Introduction of ROR ids for organisations
A major change is the introduction of ROR (Research Organisation Registry (ROR) ids for most organisation data within the system. In most cases the id / name object for organisations has been replaced by a new triplet object: id / name / ror_id. The ror_id is a URL, and so can be used by a consuming application to provide a hyperlink to the ROR data about that organisation.
Not all organisations have a ROR id – they are available and applied to many academic and healthcare organisations, but only to a minority of companies or government agencies, and not at all to registries and data repositories.
This change applies to
- the identifier_org object of both study and object identifiers,
- the managing_organisation attribute of data objects, and
- the organisation object of object_contributors.
It does not apply, however, to the repository_org attribute of object_instances (because none of the registries or repositories currrently have ror_ids).
Object contributors
The fields for individual contributors have been revised, with the system attempting to identify the organisation of the individual’s affiliation from the affiliation string provided.

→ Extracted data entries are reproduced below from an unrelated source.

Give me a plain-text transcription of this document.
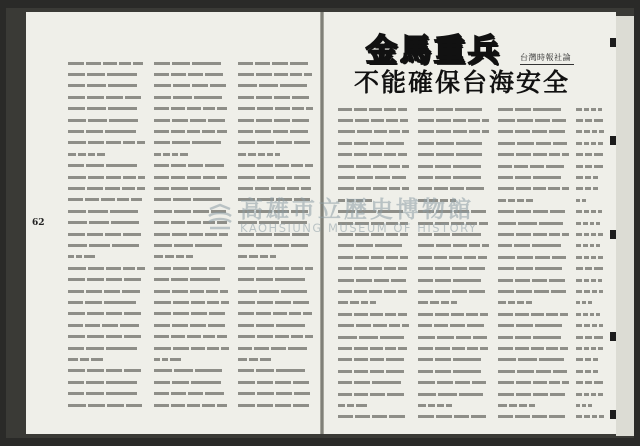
62
金馬重兵 台灣時報社論
不能確保台海安全
高雄市立歷史博物館
KAOHSIUNG MUSEUM OF HISTORY
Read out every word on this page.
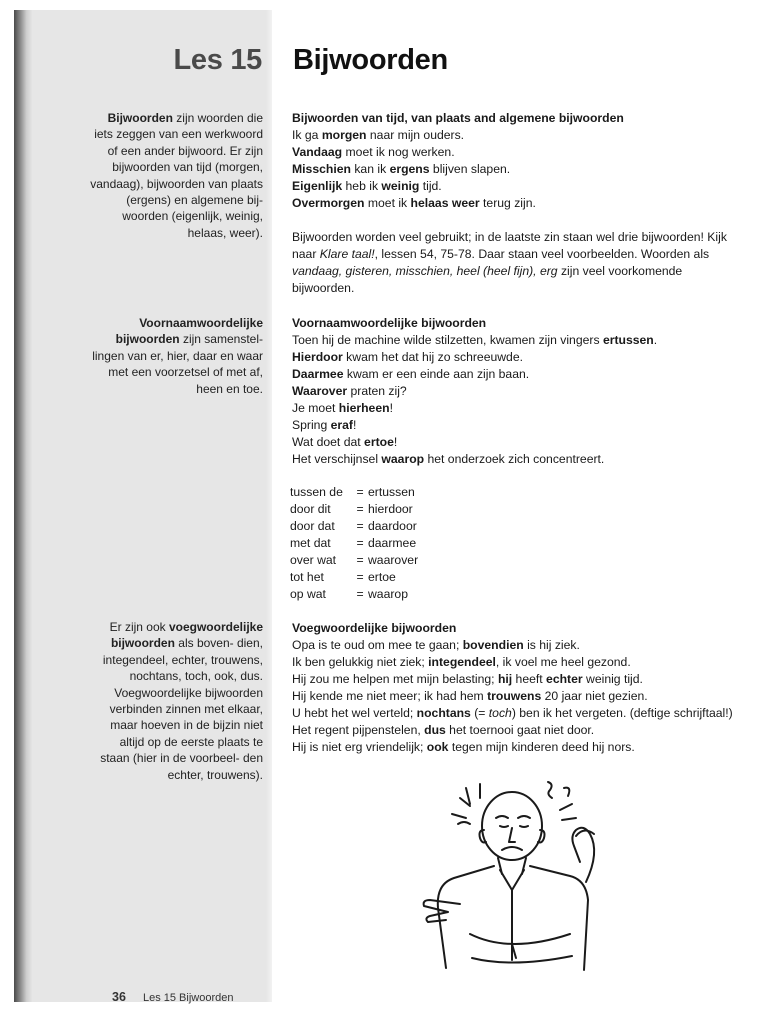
Les 15 Bijwoorden
Bijwoorden zijn woorden die iets zeggen van een werkwoord of een ander bijwoord. Er zijn bijwoorden van tijd (morgen, vandaag), bijwoorden van plaats (ergens) en algemene bij- woorden (eigenlijk, weinig, helaas, weer).
Voornaamwoordelijke bijwoorden zijn samenstel- lingen van er, hier, daar en waar met een voorzetsel of met af, heen en toe.
Er zijn ook voegwoordelijke bijwoorden als boven- dien, integendeel, echter, trouwens, nochtans, toch, ook, dus. Voegwoordelijke bijwoorden verbinden zinnen met elkaar, maar hoeven in de bijzin niet altijd op de eerste plaats te staan (hier in de voorbeel- den echter, trouwens).

Bijwoorden van tijd, van plaats and algemene bijwoorden

Ik ga morgen naar mijn ouders.

Vandaag moet ik nog werken.

Misschien kan ik ergens blijven slapen.

Eigenlijk heb ik weinig tijd.

Overmorgen moet ik helaas weer terug zijn.

Bijwoorden worden veel gebruikt; in de laatste zin staan wel drie bijwoorden! Kijk naar Klare taal!, lessen 54, 75-78. Daar staan veel voorbeelden. Woorden als vandaag, gisteren, misschien, heel (heel fijn), erg zijn veel voorkomende bijwoorden.

Voornaamwoordelijke bijwoorden

Toen hij de machine wilde stilzetten, kwamen zijn vingers ertussen.

Hierdoor kwam het dat hij zo schreeuwde.

Daarmee kwam er een einde aan zijn baan.

Waarover praten zij?

Je moet hierheen!

Spring eraf!

Wat doet dat ertoe!

Het verschijnsel waarop het onderzoek zich concentreert.

tussen de	=	ertussen
door dit	=	hierdoor
door dat	=	daardoor
met dat	=	daarmee
over wat	=	waarover
tot het	=	ertoe
op wat	=	waarop

Voegwoordelijke bijwoorden

Opa is te oud om mee te gaan; bovendien is hij ziek.

Ik ben gelukkig niet ziek; integendeel, ik voel me heel gezond.

Hij zou me helpen met mijn belasting; hij heeft echter weinig tijd.

Hij kende me niet meer; ik had hem trouwens 20 jaar niet gezien.

U hebt het wel verteld; nochtans (= toch) ben ik het vergeten. (deftige schrijftaal!)

Het regent pijpenstelen, dus het toernooi gaat niet door.

Hij is niet erg vriendelijk; ook tegen mijn kinderen deed hij nors.

36 Les 15 Bijwoorden
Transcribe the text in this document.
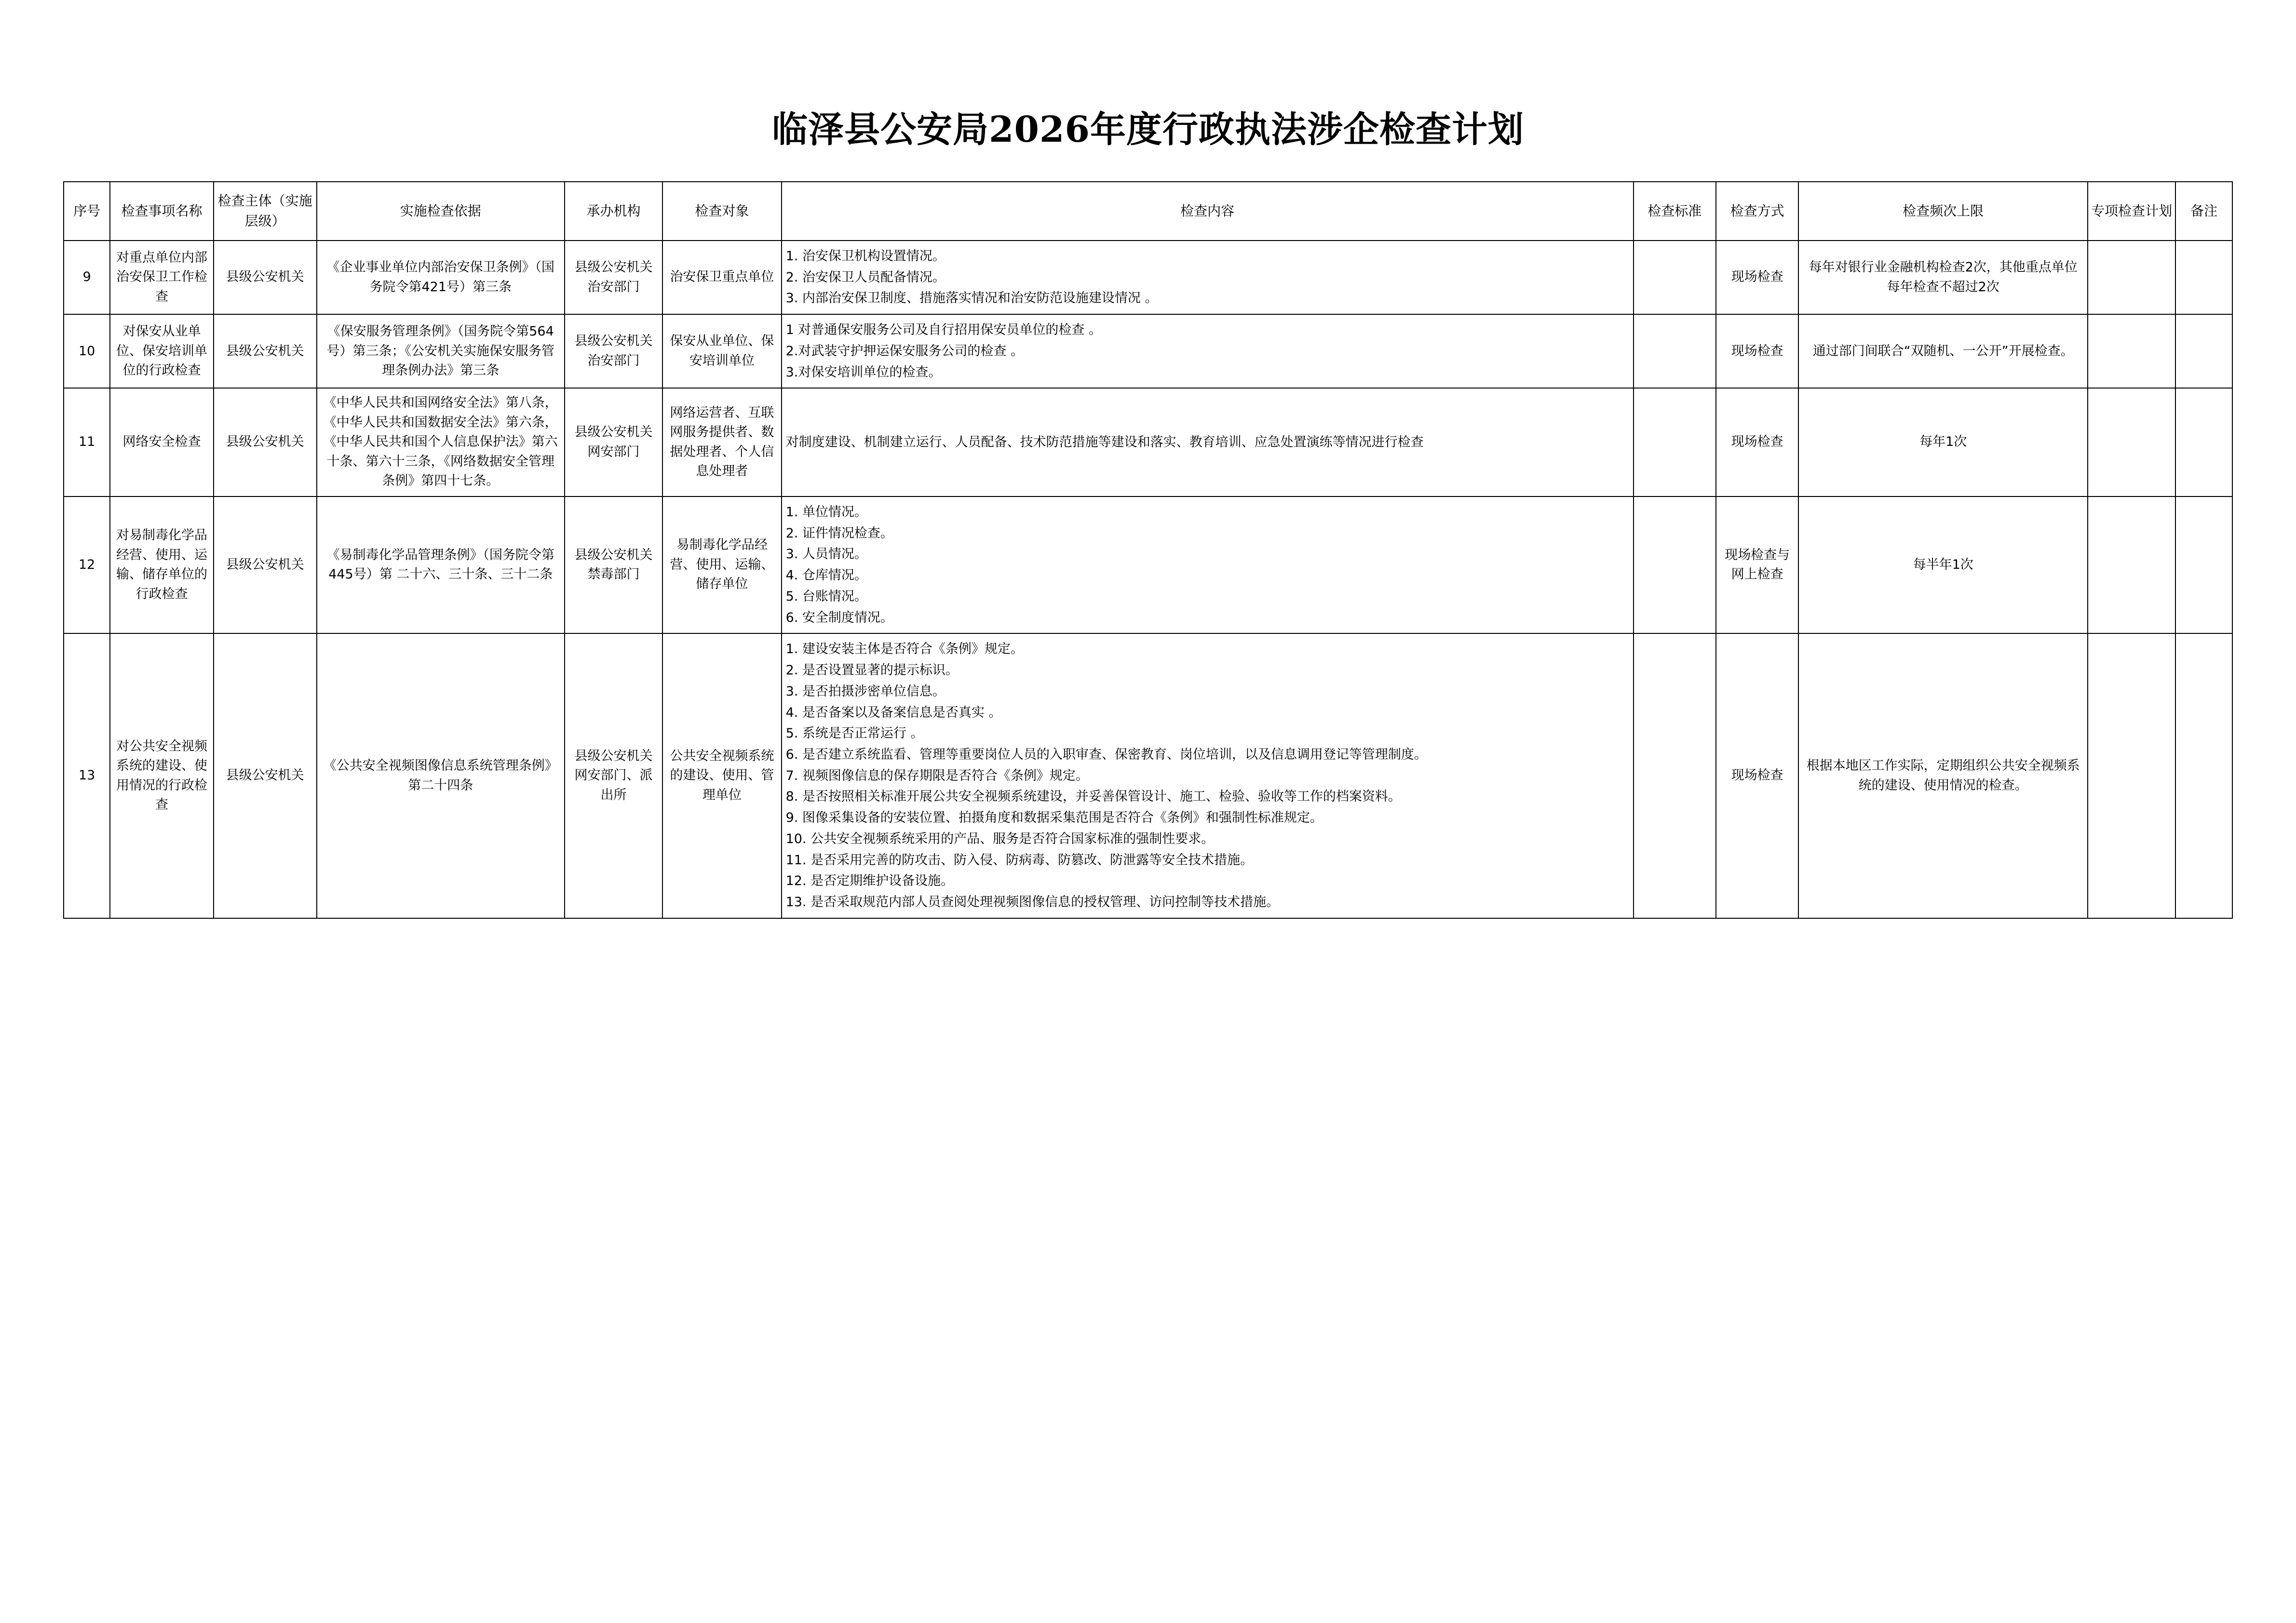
临泽县公安局2026年度行政执法涉企检查计划
序号	检查事项名称	检查主体（实施层级）	实施检查依据	承办机构	检查对象	检查内容	检查标准	检查方式	检查频次上限	专项检查计划	备注
9	对重点单位内部治安保卫工作检查	县级公安机关	《企业事业单位内部治安保卫条例》（国务院令第421号）第三条	县级公安机关治安部门	治安保卫重点单位	1. 治安保卫机构设置情况。
2. 治安保卫人员配备情况。
3. 内部治安保卫制度、措施落实情况和治安防范设施建设情况 。		现场检查	每年对银行业金融机构检查2次，其他重点单位每年检查不超过2次		
10	对保安从业单位、保安培训单位的行政检查	县级公安机关	《保安服务管理条例》（国务院令第564号）第三条；《公安机关实施保安服务管理条例办法》第三条	县级公安机关治安部门	保安从业单位、保安培训单位	1 对普通保安服务公司及自行招用保安员单位的检查 。
2.对武装守护押运保安服务公司的检查 。
3.对保安培训单位的检查。		现场检查	通过部门间联合“双随机、一公开”开展检查。		
11	网络安全检查	县级公安机关	《中华人民共和国网络安全法》第八条，《中华人民共和国数据安全法》第六条，《中华人民共和国个人信息保护法》第六十条、第六十三条，《网络数据安全管理条例》第四十七条。	县级公安机关网安部门	网络运营者、互联网服务提供者、数据处理者、个人信息处理者	对制度建设、机制建立运行、人员配备、技术防范措施等建设和落实、教育培训、应急处置演练等情况进行检查		现场检查	每年1次		
12	对易制毒化学品经营、使用、运输、储存单位的行政检查	县级公安机关	《易制毒化学品管理条例》（国务院令第445号）第 二十六、三十条、三十二条	县级公安机关禁毒部门	易制毒化学品经营、使用、运输、储存单位	
1. 单位情况。
2. 证件情况检查。
3. 人员情况。
4. 仓库情况。
5. 台账情况。
6. 安全制度情况。
		现场检查与网上检查	每半年1次		
13	对公共安全视频系统的建设、使用情况的行政检查	县级公安机关	《公共安全视频图像信息系统管理条例》第二十四条	县级公安机关网安部门、派出所	公共安全视频系统的建设、使用、管理单位	
1. 建设安装主体是否符合《条例》规定。
2. 是否设置显著的提示标识。
3. 是否拍摄涉密单位信息。
4. 是否备案以及备案信息是否真实 。
5. 系统是否正常运行 。
6. 是否建立系统监看、管理等重要岗位人员的入职审查、保密教育、岗位培训，以及信息调用登记等管理制度。
7. 视频图像信息的保存期限是否符合《条例》规定。
8. 是否按照相关标准开展公共安全视频系统建设，并妥善保管设计、施工、检验、验收等工作的档案资料。
9. 图像采集设备的安装位置、拍摄角度和数据采集范围是否符合《条例》和强制性标准规定。
10. 公共安全视频系统采用的产品、服务是否符合国家标准的强制性要求。
11. 是否采用完善的防攻击、防入侵、防病毒、防篡改、防泄露等安全技术措施。
12. 是否定期维护设备设施。
13. 是否采取规范内部人员查阅处理视频图像信息的授权管理、访问控制等技术措施。
		现场检查	根据本地区工作实际，定期组织公共安全视频系统的建设、使用情况的检查。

Previously it only did this when an explicit code was provided for the organisation, which was very rare.
The person object (within object contributors) retains the family_name, given_name, full_name, and orcid attributes as before. The affiliation attribute, i.e. the affiliation as provided in the source, has been renamed as affiliation_string, to try and clarify its role. There are then three additional attributes:
- affiliation_org_id - The id of the organisation within the MDR, if it can be identified from the affiliation string
- affiliation_org_name - The name of the organisation to which the person is affiliated, as deduced from the affiliation string
- affiliation_org_ror_id - The id of the organisation to which the person is affiliated, if knowm, within the ROR (Research Organisation Registry) system. This is a URL linking to the ROR resource.
During extraction the system uses a set of simple rules to try and identify the organisation name from the affiliation string, and then tries to match that organisation with those known to the system. If it succeeds the MDR id is inserted and, if one is available, the ROR id.
date_is_range change
The boolean is_date_range attribute of object dates has been renamed date_is_range. This was to improve consistency with the underlying database.